If you knew the dead but not his or her family, write the message to the nearest relative, who is frequently the widow, widower, or eldest child. If you choose, you can also include "and family": "Mrs. John Smith and Family." If you didn't know the dead but knew one of his or her family, write to them. Use the first name and last initial of the deceased.
Sympathy cards are usually sent to families that have recently lost their loved one, so if you send one to a family that has survived someone close, they might think that you are trying to insult them by implying that they aren't suffering enough already. In this case, you should write on the card that you are sending your condolences and that you hope that they will find some comfort in knowing that others feel their loss.
If you are unsure how to address a card, it's best to email or phone the family before dropping off your gift. They can tell you what format should be used on the card (i.e., first name-last name, Mr. and Mrs. etc.) and whether or not they want "and family" included on the card.
The same principle applies for groups of people other than families.
If you don't know the family but know the deceased, send a condolence card to the deceased's closest relative, who is usually the widow/widower or the eldest child. If there are no close relatives, then send a card to any other friend or neighbor that was close to the deceased.
Cards are an effective way of showing support after someone dies. They allow people to express their feelings at a time when they may not have the chance to speak with the person they're thinking of. Cards can be sent to anyone from friends and family members to office mates and co-workers.
Sympathy cards contain your thoughts about the deceased along with your address so that others can write their own words of comfort and support.
Anyone who has been through a loss will tell you that receiving sympathy cards helps them feel less alone during this difficult time. Whether the card comes from a close friend or a total stranger, it means so much to those who receive it. Keep sending out cards because memories are made from years ago were still good enough to write down what happened when.
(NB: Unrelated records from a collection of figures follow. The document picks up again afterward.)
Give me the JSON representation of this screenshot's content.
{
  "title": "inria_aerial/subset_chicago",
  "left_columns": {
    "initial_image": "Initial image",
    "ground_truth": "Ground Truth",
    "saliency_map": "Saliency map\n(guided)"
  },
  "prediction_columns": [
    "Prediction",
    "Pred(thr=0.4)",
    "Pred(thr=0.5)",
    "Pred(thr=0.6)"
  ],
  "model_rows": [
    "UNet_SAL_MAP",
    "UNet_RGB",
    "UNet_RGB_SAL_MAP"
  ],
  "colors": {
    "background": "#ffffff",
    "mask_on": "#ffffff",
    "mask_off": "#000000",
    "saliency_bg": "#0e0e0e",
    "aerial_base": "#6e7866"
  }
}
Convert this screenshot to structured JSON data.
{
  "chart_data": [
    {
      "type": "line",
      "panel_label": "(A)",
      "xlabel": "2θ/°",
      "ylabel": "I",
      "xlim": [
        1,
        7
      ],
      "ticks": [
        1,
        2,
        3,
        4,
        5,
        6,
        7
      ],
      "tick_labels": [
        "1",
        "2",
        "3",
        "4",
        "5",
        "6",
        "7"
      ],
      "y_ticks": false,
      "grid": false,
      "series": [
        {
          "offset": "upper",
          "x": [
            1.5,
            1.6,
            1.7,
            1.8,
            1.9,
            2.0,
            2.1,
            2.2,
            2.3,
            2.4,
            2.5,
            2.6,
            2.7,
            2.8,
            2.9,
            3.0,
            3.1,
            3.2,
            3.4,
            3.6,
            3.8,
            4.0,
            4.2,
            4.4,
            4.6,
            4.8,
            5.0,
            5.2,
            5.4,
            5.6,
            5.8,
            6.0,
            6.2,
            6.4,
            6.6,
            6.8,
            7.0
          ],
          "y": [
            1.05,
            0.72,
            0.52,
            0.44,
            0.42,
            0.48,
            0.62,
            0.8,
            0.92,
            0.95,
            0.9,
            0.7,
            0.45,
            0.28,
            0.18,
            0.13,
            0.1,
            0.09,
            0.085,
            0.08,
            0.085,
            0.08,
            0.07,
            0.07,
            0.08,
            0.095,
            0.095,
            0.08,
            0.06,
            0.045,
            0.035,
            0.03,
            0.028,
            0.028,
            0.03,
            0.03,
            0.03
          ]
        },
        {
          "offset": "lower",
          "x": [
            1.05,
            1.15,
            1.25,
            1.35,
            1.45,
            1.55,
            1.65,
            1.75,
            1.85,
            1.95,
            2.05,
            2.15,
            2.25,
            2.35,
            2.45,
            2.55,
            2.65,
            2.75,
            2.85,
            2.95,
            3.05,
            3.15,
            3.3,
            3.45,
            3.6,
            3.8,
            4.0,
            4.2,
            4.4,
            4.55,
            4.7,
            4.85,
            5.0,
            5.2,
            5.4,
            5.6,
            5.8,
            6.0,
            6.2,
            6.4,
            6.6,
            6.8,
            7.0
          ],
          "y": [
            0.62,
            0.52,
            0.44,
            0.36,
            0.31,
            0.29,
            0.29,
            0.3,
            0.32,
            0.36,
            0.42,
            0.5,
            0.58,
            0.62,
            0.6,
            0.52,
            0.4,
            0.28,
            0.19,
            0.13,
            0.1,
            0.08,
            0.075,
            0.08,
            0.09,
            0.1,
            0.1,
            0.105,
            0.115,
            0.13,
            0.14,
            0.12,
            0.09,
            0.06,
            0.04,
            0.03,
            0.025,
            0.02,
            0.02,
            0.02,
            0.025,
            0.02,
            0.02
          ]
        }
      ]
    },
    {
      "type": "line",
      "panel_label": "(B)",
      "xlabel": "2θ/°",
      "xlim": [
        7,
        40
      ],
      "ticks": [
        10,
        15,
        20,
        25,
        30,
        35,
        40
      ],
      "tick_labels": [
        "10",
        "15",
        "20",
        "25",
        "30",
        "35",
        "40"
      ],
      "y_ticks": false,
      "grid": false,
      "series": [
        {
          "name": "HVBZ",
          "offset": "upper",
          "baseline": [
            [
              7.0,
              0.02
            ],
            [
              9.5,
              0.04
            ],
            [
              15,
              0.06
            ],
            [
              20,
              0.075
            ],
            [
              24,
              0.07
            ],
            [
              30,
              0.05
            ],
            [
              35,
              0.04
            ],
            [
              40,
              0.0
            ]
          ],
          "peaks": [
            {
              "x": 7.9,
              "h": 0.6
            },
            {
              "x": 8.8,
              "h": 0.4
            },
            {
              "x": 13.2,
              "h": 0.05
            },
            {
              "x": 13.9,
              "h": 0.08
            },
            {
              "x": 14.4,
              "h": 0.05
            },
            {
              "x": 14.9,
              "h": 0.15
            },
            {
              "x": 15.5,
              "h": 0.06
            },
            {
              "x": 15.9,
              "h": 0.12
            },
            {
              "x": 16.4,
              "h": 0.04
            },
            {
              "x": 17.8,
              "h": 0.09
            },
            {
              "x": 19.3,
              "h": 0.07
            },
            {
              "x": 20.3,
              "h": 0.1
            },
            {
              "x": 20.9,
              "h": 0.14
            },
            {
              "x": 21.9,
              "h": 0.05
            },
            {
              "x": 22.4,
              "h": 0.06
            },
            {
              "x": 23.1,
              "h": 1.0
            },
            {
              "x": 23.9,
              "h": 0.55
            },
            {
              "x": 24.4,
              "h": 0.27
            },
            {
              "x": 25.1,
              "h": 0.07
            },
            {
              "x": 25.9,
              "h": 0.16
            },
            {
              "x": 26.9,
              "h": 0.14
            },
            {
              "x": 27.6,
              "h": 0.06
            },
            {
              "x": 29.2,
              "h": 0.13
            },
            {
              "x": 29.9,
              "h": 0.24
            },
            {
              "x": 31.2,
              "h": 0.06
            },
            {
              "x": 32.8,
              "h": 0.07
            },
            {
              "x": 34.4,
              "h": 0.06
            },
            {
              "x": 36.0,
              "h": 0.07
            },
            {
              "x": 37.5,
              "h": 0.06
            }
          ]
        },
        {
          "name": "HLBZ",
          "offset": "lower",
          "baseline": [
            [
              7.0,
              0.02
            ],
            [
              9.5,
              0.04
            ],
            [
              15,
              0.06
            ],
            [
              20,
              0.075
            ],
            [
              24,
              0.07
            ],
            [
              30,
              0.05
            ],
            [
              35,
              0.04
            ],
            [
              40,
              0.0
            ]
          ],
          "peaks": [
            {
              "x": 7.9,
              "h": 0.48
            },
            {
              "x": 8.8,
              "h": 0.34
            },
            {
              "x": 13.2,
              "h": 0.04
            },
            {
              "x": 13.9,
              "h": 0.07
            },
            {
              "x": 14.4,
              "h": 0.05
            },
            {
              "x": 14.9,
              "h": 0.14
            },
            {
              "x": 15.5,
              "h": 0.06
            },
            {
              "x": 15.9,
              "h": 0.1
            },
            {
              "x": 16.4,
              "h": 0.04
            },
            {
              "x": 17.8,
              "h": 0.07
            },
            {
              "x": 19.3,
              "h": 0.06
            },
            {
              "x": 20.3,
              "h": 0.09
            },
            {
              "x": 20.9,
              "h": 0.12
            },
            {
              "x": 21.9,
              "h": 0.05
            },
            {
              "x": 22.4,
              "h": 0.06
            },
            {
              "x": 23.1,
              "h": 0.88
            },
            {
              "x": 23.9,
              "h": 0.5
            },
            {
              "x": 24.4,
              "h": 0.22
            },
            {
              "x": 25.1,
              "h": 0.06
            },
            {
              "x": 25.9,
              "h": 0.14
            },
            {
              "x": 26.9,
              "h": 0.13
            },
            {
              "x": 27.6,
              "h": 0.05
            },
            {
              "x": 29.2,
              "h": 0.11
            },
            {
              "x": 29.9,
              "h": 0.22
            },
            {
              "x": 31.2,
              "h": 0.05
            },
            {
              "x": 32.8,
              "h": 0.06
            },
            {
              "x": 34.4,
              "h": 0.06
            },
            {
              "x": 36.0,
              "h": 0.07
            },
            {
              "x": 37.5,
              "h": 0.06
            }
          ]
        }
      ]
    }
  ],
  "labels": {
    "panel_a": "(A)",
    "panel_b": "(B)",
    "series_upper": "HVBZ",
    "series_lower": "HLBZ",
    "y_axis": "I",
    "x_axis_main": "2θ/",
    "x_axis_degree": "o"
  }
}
The first option is to address the letter with the family name, while the second is to expressly write the names of some or all family members on it. The simplest approach to do it is to make the family name the first line of the address.
A condolence card's envelope should always be addressed officially, utilizing the deceased's family's titles rather than merely first names. If the card is being sent to the deceased's whole family, the widow or widower should be stated officially on the first address line, followed by the children's first names on the following line.
If the condolence card is for a family member, it is ideal to write the last name and family name on the top address line of the envelope. It would look like this: the Smiths. This manner, no one person is singled out, and your sympathies are extended to the whole family. If you do not know the surname of the deceased, you can place a note inside the card saying "Sympathy from friends." This statement will be understood by anyone who receives the card.
If the card is for a friend or relative, they should be addressed with their first name and any title they may have had, such as Mr. , Mrs. This is also true if the card writer did not know the names of those who died.
In either case, include your contact information (address and phone number), be sure to sign the card, and send it through the mail.
If you're sending a condolence card to a coworker, you may write, "Ralph Jones and family." Perhaps a coworker has died and you are unfamiliar with the person's family; the suitable address would be "The family of Ralph Jones." If no one is available to accept delivery, then the card should be returned to the local office.
In general, if you don't know any details about the deceased, it's best to leave things unspecified. For example, if you send your card to "A friend" rather than to a specific individual, then they can pass the message on if they so choose.
Writing on a sympathy card for a coworker is easy because there are no right or wrong answers. You can write anything you like as long as it isn't discriminatory against the dead person or anyone else. For example, if the person was gay, then you wouldn't want to use the term "homosexual" when writing on their card because that would be inappropriate. However, if you know something about them that might help others understand why they needed condolences, then by all means share that information too.
As long as you follow these guidelines, you will be sending a good message on a good day. That is always important when sending cards in the aftermath of loss.